Deliver Us from Evil: Defeating Terrorism, Despotism, and Liberalism
- The cover of Deliver Us from Evil, a 2004 book by Sean Hannity
- Author: Sean Hannity
- Language: English
- Subject: American politics
- Genre: Political commentary
- Publisher: ReganBooks
- Publication date: 2004
- Media type: Hardcover/paperback
- Preceded by: Let Freedom Ring: Winning the War of Liberty over Liberalism
- Followed by: Conservative Victory: Defeating Obama’s Radical Agenda

= Deliver Us from Evil: Defeating Terrorism, Despotism, and Liberalism =

2004 book by Sean Hannity

Deliver Us from Evil: Defeating Terrorism, Despotism, and Liberalism is a 2004 best-selling book by conservative political commentator and media personality Sean Hannity. The book's publisher, ReganBooks, was owned by Rupert Murdoch, owner of Fox News. ReganBooks focused on celebrity authors and controversial topics, sometimes from recent tabloids. It is now defunct but experienced significant financial success while it existed.

Hannity has said he dictated much of his two books into a tape recorder while driving in to do his radio show.

==Summary==
In the book, Hannity explains a direct progression from Adolf Hitler and Joseph Stalin through Saddam Hussein and Osama bin Laden. He praises world leaders such as George W. Bush and Ronald Reagan for moral clarity and vision, and contrasts these with viewpoints and actions of current politicians he sees as liberal.

==Reception and views==
Rebecca Hagelin, vice president of The Heritage Foundation said, "Deliver Us From Evil contains brilliant explanations and defenses of conservative principles Americans have come to count on Hannity to deliver. But in a most compelling fashion, Sean also has the guts to call evil for what it is, and the boldness to illuminate truth as the only answer." The conservative magazine National Review summarized it as providing a "compelling conservative perspective"
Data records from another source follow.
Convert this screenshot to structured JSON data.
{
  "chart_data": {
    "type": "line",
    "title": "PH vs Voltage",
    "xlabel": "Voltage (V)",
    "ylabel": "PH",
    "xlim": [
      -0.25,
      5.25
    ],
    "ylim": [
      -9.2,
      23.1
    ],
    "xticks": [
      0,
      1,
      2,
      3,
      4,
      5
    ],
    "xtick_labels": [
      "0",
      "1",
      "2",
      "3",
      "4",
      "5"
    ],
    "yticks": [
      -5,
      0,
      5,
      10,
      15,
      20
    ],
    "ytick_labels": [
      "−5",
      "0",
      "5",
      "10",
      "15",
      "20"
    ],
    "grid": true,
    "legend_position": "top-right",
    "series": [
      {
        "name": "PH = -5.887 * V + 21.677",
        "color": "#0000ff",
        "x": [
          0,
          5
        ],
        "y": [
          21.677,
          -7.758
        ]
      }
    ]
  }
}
Business Week stated that "Hannity's biases and rhetorical style are revealed from the outset", and that the book is "full of name-calling trumped up as intellectual debate, one-sided history lessons designed to deceive the ill-informed, and good old-fashioned war-mongering", and that it "isn't a good sign that millions of Americans are lapping up copies of this and similarly simple-minded and intemperate books."

The St. Louis Post-Dispatch complimented the book for its style of prose that "steers clear of the dully academic", and then continued, "But that's the kindest thing to be said of Deliver Us From Evil. It reads like a long, long transcript of his television and radio shows, with their Manichaean monologues".

Publishers Weekly said of the book, "Many readers... will find Hannity's 'irrefutable' evidence to be anything but", and that "his selective use of history and circular logic raise far more questions than it settles."

The magazine of the World Future Society summarized the book, "The polarization typified in this one-eyed rant is a further complication in seeking security in today's world".

A self-described liberal, Steve Young of American Politics Journal reviewed the book during an edition of the Hannity & Colmes show before a live audience. During the show, Young pinpointed specific sections where Hannity misconstrued sources to say something they did not. Young says that Hannity's response was to start talking over him, while urging the crowd to chime in, and to deny the plain facts Young showed him from on-hand copies of the material Hannity had misconstrued.

Discussing the religiously wedded political rhetoric in the book, Jason Carter, grandson of President Jimmy Carter, arguing in the Georgia Law Review journal, stated that the book is "an example of not only 'us against them' piety but also the inappropriate use of religious language." He stated that "Hannity compares American liberals to terrorists and despots and categorically calls them 'evil'." Carter states that Hannity "takes a line from the Lord's Prayer, praying for God to deliver us from evil, and uses it to make a political statement as though his argument, his party, or his President would do the delivering."